His jeans on, his sweatshirt on, his boots on, God, his jacket already on! Spencer sat at the edge of her bed. “Listen to me,” he said. “I don’t want to have this discussion again. I don’t want to talk about this with you. Just like there are things you don’t want to talk about with me. But believe me—this has nothing whatsoever to do with you.”
“That’s what I’m afraid of,” Lily said.
“Nothing to do with you! Why would you be afraid of that?”
“So if it’s got nothing to do with me, why won’t you tell me?”
“Why can’t you let it go? Why are we lying in your bed on a Sunday night, happy—or so I think—and all the while you’re stewing, figuring out when is a good time to ask me things that you already know I don’t want to discuss. I’ll give you a hint when—how about not after I’ve just made love to you, how about that? How about a different time?”
“Okay,” she said in a quiet voice.
“It’s not okay.” Spencer got up. “It’s n
ot okay. I’m not ready to tell you. I don’t want to tell you. It’s none of your business. Nothing we do here entitles you either to ask me, or to have an answer. Nothing.”
“What about when you ask me things about my brother?” Lily flared up. “Anything we do here entitle you to that?”
She stopped speaking as soon as she said it, and he stopped listening as soon as she said it. He stepped away, she fell back on the pillow. “What, I hadn’t asked you about your brother before we started this?” Spencer said at last, but his back was to her. “You are really something.” He walked out, closing the door, on a Sunday night, at one in the morning.
53
A Cop First
Spencer had three choices. He could go back and persist and get Lily to tell him what she knew. It wouldn’t even take that long. Lily was extremely persuadable. But then he’d have to live with himself. Or he could go to see Jan McFadden, and pretend Lily never told him anything. He would still have to live with himself—but easier.
Or he could do nothing at all. Pretend he hadn’t heard, pretend he didn’t care. And still—it was the living with himself.
Spencer went to see Jan McFadden. She was in bad shape. She said Jim was miserable, was threatening to leave, take the kids from her. Spencer sat in her kitchen, beating around this bush and that. Paul, Rachel, Lily, yes, doesn’t Lily look fine, and she’s feeling good too. Was all well when she came to visit? What did you do? What happened?
Sifting through someone else’s life: you became afraid you would find something too personal from which you desperately wished you could turn away, like walking in on someone masturbating, and that’s how Spencer poked and prodded—one eye on the door, with the word excuse me constantly at his lips.
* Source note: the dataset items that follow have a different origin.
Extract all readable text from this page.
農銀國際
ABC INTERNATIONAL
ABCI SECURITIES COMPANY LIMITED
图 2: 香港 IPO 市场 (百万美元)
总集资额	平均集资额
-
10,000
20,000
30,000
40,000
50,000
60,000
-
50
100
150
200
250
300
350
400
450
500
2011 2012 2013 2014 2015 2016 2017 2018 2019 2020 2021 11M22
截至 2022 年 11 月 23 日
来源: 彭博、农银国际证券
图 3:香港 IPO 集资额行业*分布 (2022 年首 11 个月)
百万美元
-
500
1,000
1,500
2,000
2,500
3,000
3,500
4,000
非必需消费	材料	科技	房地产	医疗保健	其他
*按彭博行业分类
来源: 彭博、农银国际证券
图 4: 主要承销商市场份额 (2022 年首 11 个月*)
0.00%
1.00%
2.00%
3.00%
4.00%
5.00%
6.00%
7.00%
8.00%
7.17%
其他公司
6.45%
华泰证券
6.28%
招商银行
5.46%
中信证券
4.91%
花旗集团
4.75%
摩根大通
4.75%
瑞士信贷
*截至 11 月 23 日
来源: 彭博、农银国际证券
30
It was morning when he came to see Jan, she was still in her robe. She must have felt something, seen something in him, something comforting and non-judgmental, because she took out two glasses and set them on the kitchen table. “Detective,” Jan said, “I could make us coffee. But I don’t feel like coffee in the morning anymore. When the kids are at school, when Jim’s at work, I walk around my house, I can’t function.” She took out a bottle of Chivas.